BANDUNG,TM.ID: Silent majority sering kali menjadi istilah yang mencuat di tengah-tengah Pemilihan Umum (Pemilu). Tetapi, apa sebenarnya makna dari istilah ini?
Pengertian
Istilah “silent majority” pertama kali diperkenalkan secara politis oleh Warren Harding pada tahun 1919. Namun, istilah ini kembali mencuat pada era 1960-an saat Nixon menggunakan konsep ini untuk mengumpulkan dukungan dari para pemilih yang mungkin merasa tidak puas dengan situasi politik saat itu.

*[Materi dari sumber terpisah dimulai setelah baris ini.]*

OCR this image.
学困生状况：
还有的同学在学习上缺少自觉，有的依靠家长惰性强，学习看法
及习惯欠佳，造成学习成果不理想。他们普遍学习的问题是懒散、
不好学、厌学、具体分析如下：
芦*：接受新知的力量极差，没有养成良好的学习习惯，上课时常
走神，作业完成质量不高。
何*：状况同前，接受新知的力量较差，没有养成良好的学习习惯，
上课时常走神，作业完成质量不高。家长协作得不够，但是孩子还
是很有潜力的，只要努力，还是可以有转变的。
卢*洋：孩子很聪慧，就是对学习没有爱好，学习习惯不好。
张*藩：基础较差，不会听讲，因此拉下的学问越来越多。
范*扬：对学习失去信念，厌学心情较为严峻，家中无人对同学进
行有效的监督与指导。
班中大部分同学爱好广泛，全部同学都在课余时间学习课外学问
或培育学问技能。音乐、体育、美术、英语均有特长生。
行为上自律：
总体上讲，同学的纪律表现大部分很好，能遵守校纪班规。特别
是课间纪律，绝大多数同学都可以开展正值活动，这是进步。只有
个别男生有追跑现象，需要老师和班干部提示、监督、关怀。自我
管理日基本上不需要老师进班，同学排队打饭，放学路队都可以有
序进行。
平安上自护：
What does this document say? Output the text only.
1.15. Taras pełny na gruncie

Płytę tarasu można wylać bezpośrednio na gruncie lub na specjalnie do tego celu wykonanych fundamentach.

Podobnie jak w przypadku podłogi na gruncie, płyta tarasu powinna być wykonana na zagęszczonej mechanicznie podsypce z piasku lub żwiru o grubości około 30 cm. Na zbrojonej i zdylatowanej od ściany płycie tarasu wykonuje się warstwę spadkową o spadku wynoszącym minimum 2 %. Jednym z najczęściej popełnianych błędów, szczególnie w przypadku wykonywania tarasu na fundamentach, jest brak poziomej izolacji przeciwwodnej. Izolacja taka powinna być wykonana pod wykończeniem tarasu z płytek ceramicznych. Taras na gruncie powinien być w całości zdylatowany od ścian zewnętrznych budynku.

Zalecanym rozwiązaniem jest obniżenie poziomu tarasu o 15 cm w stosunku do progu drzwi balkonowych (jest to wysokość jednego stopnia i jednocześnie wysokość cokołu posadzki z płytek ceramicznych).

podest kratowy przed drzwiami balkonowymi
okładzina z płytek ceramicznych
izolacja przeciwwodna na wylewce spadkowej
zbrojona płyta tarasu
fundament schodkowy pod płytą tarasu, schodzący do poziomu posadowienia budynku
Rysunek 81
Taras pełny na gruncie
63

Secara umum, silent majority mengacu pada kelompok besar pemilih yang tidak terang-terangan, menyatakan dukungannya kepada salah satu pasangan calon. Mereka umumnya terdiri dari masyarakat yang tidak aktif secara politik dan cenderung untuk tidak mengungkapkan pendapat politik mereka di depan umum.
Komposisi
Kelompok ini biasanya terdiri dari berbagai lapisan masyarakat dengan latar belakang, keyakinan, dan kepentingan yang beragam. Mereka mungkin memiliki preferensi politik, namun lebih memilih untuk menyimpan pendapat mereka sendiri dan jarang mengungkapkannya secara terbuka.
Meskipun diam, kelompok ini memiliki potensi besar untuk memengaruhi hasil pemilihan umum. Karena jumlahnya yang besar, kelompok ini memiliki kemampuan untuk menjadi penentu dalam menentukan hasil suatu pemilihan.
BACA JUGA: Dukung Ganjar-Mahfud di Pilres 2024, Gitaris Slank Abdee Mundur dari Komisaris Telkom
Pentingnya Merangkul Silent Majority
Kandidat yang mampu menarik dukungan dari kelompok ini memiliki kesempatan yang lebih besar untuk meraih kemenangan dalam pemilihan. Oleh karena itu, strategi kampanye yang efektif harus mencoba untuk memperhatikan dan merangkul tidak hanya pemilih yang vokal secara politik, tetapi juga silent majority.